In almost all quantitative studies, the final sample is weighted to better account for the population it seeks to represent. A target population always has specificities, be it in terms of region, age, gender, or any other target characteristic (i.e.: consumption of some sort of yogurt or membership to some financial institution). Although data is collected with the aim of respecting these specific distributions within the sample, it becomes sometimes difficult and / or costly to reach the exact number of respondents within each segment. As such, for reasons of feasibility, compromises are made during the process of data collection, which are later corrected through weighting.

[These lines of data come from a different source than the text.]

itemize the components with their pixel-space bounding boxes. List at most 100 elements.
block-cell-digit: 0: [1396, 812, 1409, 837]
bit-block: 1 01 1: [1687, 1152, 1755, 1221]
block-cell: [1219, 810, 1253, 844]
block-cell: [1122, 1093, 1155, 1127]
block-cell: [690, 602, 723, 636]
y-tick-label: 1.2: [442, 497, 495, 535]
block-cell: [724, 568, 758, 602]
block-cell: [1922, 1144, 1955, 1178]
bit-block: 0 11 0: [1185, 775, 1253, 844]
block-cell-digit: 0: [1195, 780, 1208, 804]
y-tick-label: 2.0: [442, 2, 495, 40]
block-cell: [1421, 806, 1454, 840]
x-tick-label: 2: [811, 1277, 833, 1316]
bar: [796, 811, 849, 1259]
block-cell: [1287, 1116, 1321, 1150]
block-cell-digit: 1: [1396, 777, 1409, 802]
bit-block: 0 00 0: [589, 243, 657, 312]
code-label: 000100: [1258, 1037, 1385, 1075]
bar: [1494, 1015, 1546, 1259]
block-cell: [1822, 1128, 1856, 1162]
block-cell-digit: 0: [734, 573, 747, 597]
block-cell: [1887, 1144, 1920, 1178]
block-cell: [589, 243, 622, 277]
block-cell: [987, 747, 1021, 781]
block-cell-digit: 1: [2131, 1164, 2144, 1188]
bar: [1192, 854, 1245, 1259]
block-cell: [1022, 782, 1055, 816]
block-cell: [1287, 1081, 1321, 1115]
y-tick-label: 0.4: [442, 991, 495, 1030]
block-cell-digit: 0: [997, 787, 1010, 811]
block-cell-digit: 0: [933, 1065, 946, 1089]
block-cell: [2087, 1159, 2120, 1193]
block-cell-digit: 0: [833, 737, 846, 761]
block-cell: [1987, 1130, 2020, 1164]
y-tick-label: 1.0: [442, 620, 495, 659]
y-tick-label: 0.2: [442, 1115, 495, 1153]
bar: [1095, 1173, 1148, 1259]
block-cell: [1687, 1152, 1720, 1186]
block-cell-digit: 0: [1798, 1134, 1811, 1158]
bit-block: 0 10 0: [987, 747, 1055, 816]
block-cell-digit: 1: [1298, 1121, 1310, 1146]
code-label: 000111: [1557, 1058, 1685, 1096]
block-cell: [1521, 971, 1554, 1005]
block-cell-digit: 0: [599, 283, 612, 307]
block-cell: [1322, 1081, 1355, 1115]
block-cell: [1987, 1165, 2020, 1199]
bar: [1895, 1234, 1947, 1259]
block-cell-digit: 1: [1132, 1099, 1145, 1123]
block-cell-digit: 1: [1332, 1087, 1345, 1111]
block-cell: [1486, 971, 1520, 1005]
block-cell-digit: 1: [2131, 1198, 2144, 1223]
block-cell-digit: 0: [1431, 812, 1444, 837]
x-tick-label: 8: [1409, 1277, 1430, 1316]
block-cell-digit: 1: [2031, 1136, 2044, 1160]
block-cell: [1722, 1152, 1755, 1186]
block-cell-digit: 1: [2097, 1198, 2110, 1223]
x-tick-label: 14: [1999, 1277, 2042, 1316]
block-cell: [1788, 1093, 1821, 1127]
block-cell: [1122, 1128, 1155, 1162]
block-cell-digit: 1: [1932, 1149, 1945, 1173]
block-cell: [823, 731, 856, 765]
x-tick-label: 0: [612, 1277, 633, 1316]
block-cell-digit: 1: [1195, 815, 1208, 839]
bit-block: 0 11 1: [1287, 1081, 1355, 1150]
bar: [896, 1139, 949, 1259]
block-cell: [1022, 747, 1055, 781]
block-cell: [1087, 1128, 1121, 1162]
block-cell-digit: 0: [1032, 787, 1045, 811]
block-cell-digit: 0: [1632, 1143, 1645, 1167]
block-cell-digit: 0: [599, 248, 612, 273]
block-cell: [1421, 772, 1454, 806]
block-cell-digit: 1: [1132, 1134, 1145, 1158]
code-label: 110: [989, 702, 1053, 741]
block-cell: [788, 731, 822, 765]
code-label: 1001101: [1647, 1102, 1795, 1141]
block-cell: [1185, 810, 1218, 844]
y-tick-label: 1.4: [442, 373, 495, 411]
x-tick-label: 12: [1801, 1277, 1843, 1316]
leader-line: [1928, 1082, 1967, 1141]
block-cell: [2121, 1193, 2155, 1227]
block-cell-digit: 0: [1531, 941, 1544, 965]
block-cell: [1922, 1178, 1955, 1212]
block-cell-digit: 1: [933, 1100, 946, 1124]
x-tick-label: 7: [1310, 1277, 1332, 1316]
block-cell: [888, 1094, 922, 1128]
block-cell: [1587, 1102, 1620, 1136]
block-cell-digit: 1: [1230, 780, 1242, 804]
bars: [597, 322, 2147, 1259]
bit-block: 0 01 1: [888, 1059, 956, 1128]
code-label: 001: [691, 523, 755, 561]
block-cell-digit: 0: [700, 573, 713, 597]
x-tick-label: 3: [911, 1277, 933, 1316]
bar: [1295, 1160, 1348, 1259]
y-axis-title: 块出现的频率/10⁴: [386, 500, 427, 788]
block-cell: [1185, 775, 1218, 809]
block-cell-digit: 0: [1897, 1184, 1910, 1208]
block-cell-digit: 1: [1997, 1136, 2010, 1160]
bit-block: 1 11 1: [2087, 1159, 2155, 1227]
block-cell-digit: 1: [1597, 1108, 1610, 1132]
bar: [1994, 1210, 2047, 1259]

So, for example:
- I want to know if blondes and brunettes have different perceptions of a brand of yogurt and to know this I want to speak to 1,000 respondents.
- I estimate their distribution in the general population to be at 80% brunettes and 20% blondes so my perfect sample would be composed of 800 brunettes and 200 blonds.
- But it appears I am better able to reach blonde respondents, so the sample I obtain is made up of 65% brunettes and 35% blondes, or 650 brunettes and 350 blonds.
- I will therefore attribute a weighting factor of 1.23 to all my brunettes and a factor of 0.71 to all my blondes.
So in case blondes had a certain characteristic that could bias the final results, I am not overestimating them in my sample, and therefore not accounting for that difference more so than what it naturally is in the population.